After North Korea's third nuclear test, an alliance dilemma, where North Korea sought to avoid both entrapment by China and abandonment by China, was partially at play in its policy toward China (Snyder 1984). China has strived not to undermine its strategic interests because of North Korea. Conversely, North Korea has endeavored not to be overwhelmed by China's influence or abandoned by it. In this context, China sought to leverage the US-China competition to strengthen its influence not only over North Korea but also over the entire Korean Peninsula.
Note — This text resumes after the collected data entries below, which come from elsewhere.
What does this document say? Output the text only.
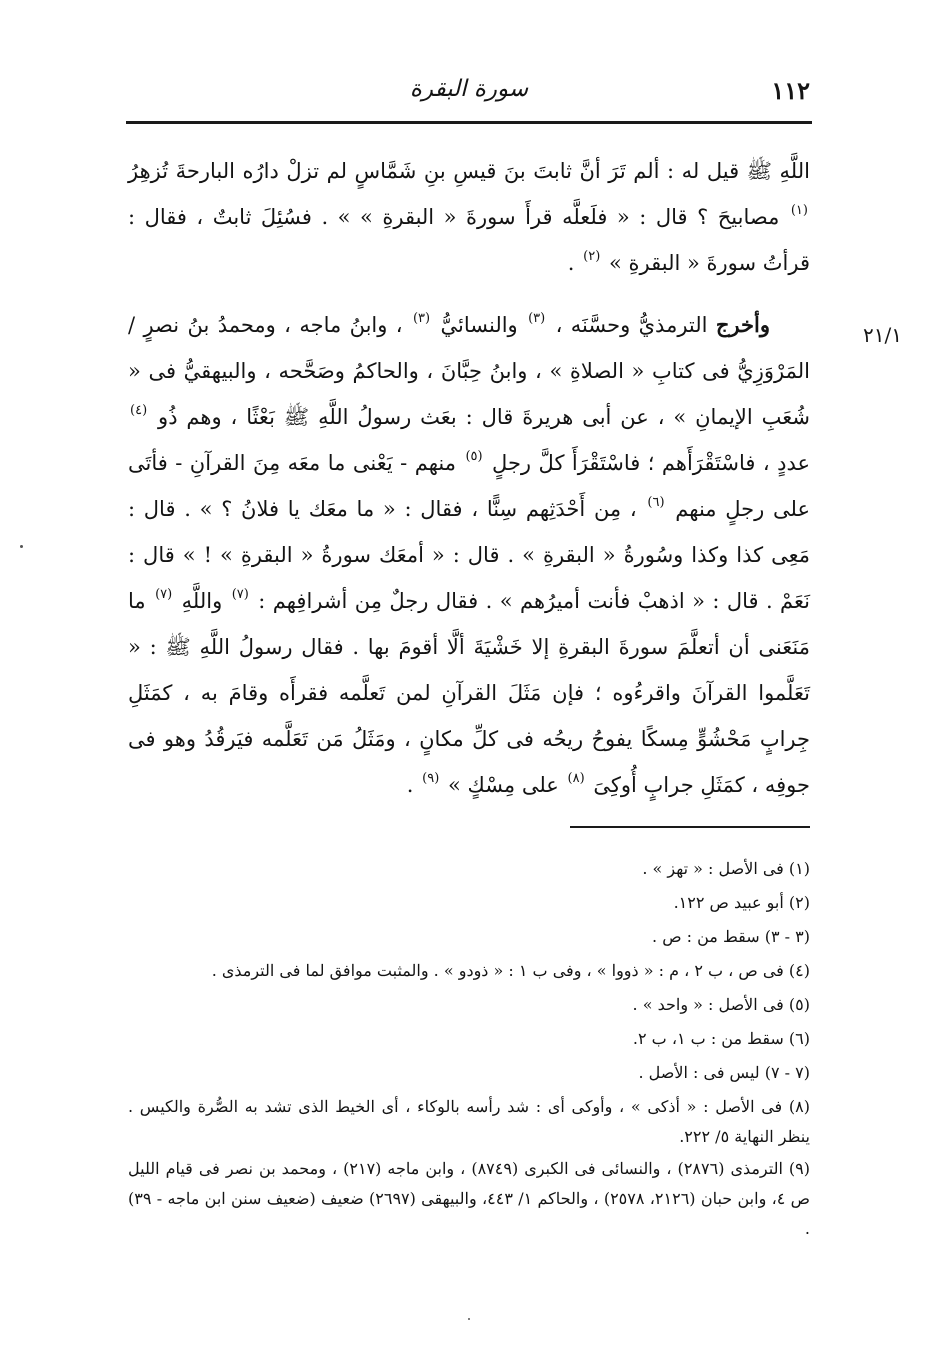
١١٢
سورة البقرة
٢١/١

اللَّهِ ﷺ قيل له : ألم تَرَ أنَّ ثابتَ بنَ قيسِ بنِ شَمَّاسٍ لم تزلْ دارُه البارحةَ تُزهِرُ $^{(١)}$ مصابيحَ ؟ قال : « فلَعلَّه قرأَ سورةَ « البقرةِ » » . فسُئِلَ ثابتٌ ، فقال : قرأتُ سورةَ « البقرةِ » $^{(٢)}$ .

وأخرج الترمذيُّ وحسَّنَه ، $^{(٣)}$ والنسائيُّ $^{(٣)}$ ، وابنُ ماجه ، ومحمدُ بنُ نصرٍ /المَرْوَزِيُّ فى كتابِ « الصلاةِ » ، وابنُ حِبَّانَ ، والحاكمُ وصَحَّحه ، والبيهقيُّ فى « شُعَبِ الإيمانِ » ، عن أبى هريرةَ قال : بعَث رسولُ اللَّهِ ﷺ بَعْثًا ، وهم ذُو $^{(٤)}$ عددٍ ، فاسْتَقْرَأَهم ؛ فاسْتَقْرَأَ كلَّ رجلٍ $^{(٥)}$ منهم - يَعْنى ما معَه مِنَ القرآنِ - فأتَى على رجلٍ منهم $^{(٦)}$ ، مِن أَحْدَثِهم سِنًّا ، فقال : « ما معَك يا فلانُ ؟ » . قال : مَعِى كذا وكذا وسُورةُ « البقرةِ » . قال : « أمعَك سورةُ « البقرةِ » ! » قال : نَعَمْ . قال : « اذهبْ فأنت أميرُهم » . فقال رجلٌ مِن أشرافِهم : $^{(٧)}$ واللَّهِ $^{(٧)}$ ما مَنَعَنى أن أتعلَّمَ سورةَ البقرةِ إلا خَشْيَةَ ألَّا أقومَ بها . فقال رسولُ اللَّهِ ﷺ : « تَعَلَّموا القرآنَ واقرءُوه ؛ فإن مَثَلَ القرآنِ لمن تَعلَّمه فقرأَه وقامَ به ، كمَثَلِ جِرابٍ مَحْشُوٍّ مِسكًا يفوحُ ريحُه فى كلِّ مكانٍ ، ومَثَلُ مَن تَعَلَّمه فيَرقُدُ وهو فى جوفِه ، كمَثَلِ جرابٍ أُوكِىَ $^{(٨)}$ على مِسْكٍ » $^{(٩)}$ .

(١) فى الأصل : « تهز » .

(٢) أبو عبيد ص ١٢٢.

(٣ - ٣) سقط من : ص .

(٤) فى ص ، ب ٢ ، م : « ذووا » ، وفى ب ١ : « ذودو » . والمثبت موافق لما فى الترمذى .

(٥) فى الأصل : « واحد » .

(٦) سقط من : ب ١، ب ٢.

(٧ - ٧) ليس فى : الأصل .

(٨) فى الأصل : « أذكى » ، وأوكى أى : شد رأسه بالوكاء ، أى الخيط الذى تشد به الصُّرة والكيس . ينظر النهاية ٥/ ٢٢٢.

(٩) الترمذى (٢٨٧٦) ، والنسائى فى الكبرى (٨٧٤٩) ، وابن ماجه (٢١٧) ، ومحمد بن نصر فى قيام الليل ص ٤، وابن حبان (٢١٢٦، ٢٥٧٨) ، والحاكم ١/ ٤٤٣، والبيهقى (٢٦٩٧) ضعيف (ضعيف سنن ابن ماجه - ٣٩) .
North Korea, too, has attempted to use the US-China competition as leverage in its policies toward China and inter-Korean relations, while simultaneously creating certain checks and balances.

Ultimately, following North Korea's fifth nuclear test, despite UN Security Council Resolution 2321, China opposes unilateral sanctions by the US, South Korea, and Japan and adheres to its fundamental principles regarding the North Korean nuclear issue. Chinese Foreign Minister Wang Yi stated, "China urges North Korea and all relevant parties to remain calm and exercise restraint, refrain from any further actions that may escalate tensions, and urges all parties to thoroughly abide by and implement UNSC resolutions and strive to restore and resume dialogue to manage and control the current situation on the Korean Peninsula." Chinese media, while condemning North Korea's nuclear test, have emphasized that the North Korean nuclear issue is a problem between North Korea and the US/South Korea, and have criticized the deployment of the THAAD missile defense system more than the North Korean nuclear issue. This indicates that while China cannot accept North Korea's policy of parallel development of nuclear weapons and the economy, it accepts the demand for peace talks, signifying that China's strategy is being pursued within the framework of denuclearization and peace talks.
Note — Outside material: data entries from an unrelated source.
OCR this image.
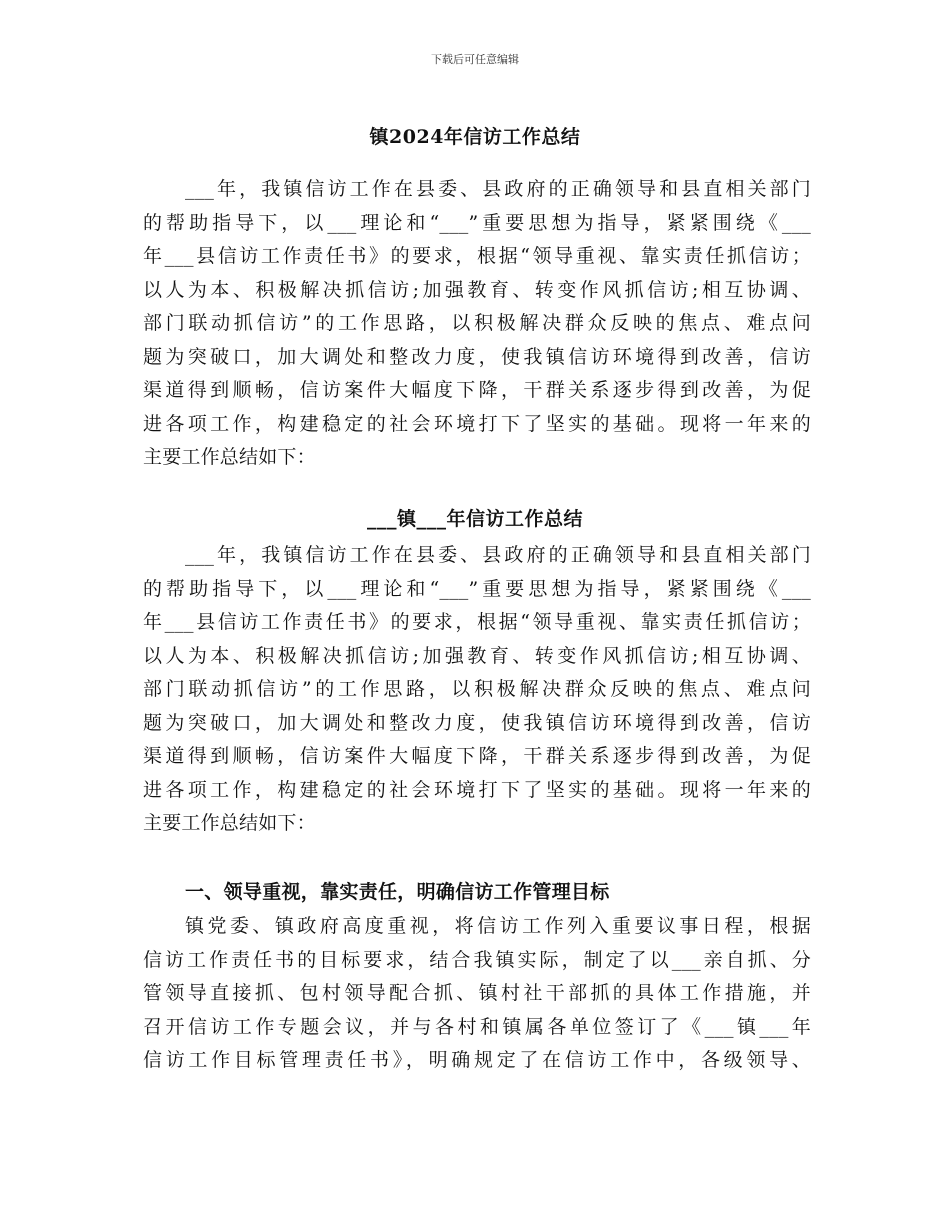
下载后可任意编辑
镇2024年信访工作总结
___年，我镇信访工作在县委、县政府的正确领导和县直相关部门
的帮助指导下，以___理论和“___”重要思想为指导，紧紧围绕《___
年___县信访工作责任书》的要求，根据“领导重视、靠实责任抓信访；
以人为本、积极解决抓信访;加强教育、转变作风抓信访;相互协调、
部门联动抓信访”的工作思路，以积极解决群众反映的焦点、难点问
题为突破口，加大调处和整改力度，使我镇信访环境得到改善，信访
渠道得到顺畅，信访案件大幅度下降，干群关系逐步得到改善，为促
进各项工作，构建稳定的社会环境打下了坚实的基础。现将一年来的
主要工作总结如下：
___镇___年信访工作总结
___年，我镇信访工作在县委、县政府的正确领导和县直相关部门
的帮助指导下，以___理论和“___”重要思想为指导，紧紧围绕《___
年___县信访工作责任书》的要求，根据“领导重视、靠实责任抓信访；
以人为本、积极解决抓信访;加强教育、转变作风抓信访;相互协调、
部门联动抓信访”的工作思路，以积极解决群众反映的焦点、难点问
题为突破口，加大调处和整改力度，使我镇信访环境得到改善，信访
渠道得到顺畅，信访案件大幅度下降，干群关系逐步得到改善，为促
进各项工作，构建稳定的社会环境打下了坚实的基础。现将一年来的
主要工作总结如下：
一、领导重视，靠实责任，明确信访工作管理目标
镇党委、镇政府高度重视，将信访工作列入重要议事日程，根据
信访工作责任书的目标要求，结合我镇实际，制定了以___亲自抓、分
管领导直接抓、包村领导配合抓、镇村社干部抓的具体工作措施，并
召开信访工作专题会议，并与各村和镇属各单位签订了《___镇___年
信访工作目标管理责任书》，明确规定了在信访工作中，各级领导、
While externally forcing changes in the nature of the North Korean regime might seem like a way to change North Korea in the short term, in reality, external coercion is unlikely to be feasible as it would provoke significant backlash even within the external environment. Particularly, if the US-China relationship continues to be one of competition, such policies would be difficult to implement. Internal change in North Korea could begin with the ongoing marketization within the country. Therefore, policies that promote the further activation of North Korea's marketization could be more effective in achieving North Korea's denuclearization in the long run. Additionally, efforts toward informatization are needed to enhance North Korea's external openness. Ultimately, managing the current situation in the short term while developing policies that can bring about a change in the regime's nature in the long term will be the strategy for pursuing change in North Korea under the US-China competitive framework.

Author

Professor of International Relations at the University of Seoul. He graduated from Seoul National University with a degree in Diplomacy and received his Ph.D. in Political Science from Colorado State University. His main research areas include the North Korean nuclear issue, Northeast Asian international relations, and security issues. His major publications include "International Relations Theory and the North Korean Nuclear Crisis," "Offensive Realism, Weaker States, and Windows of Opportunity: The Soviet Union and North Korea in Comparative Perspective," "The Second Nuclear Crisis and U.S. Foreign Policy," and "Rethinking the East Asian Balance of Power," as well as "North Korea's Nuclear Policy through the Lens of Prospect Theory" (2006).

*This text is an AI translation of an original written in Korean. Some translations or nuances may be inaccurate.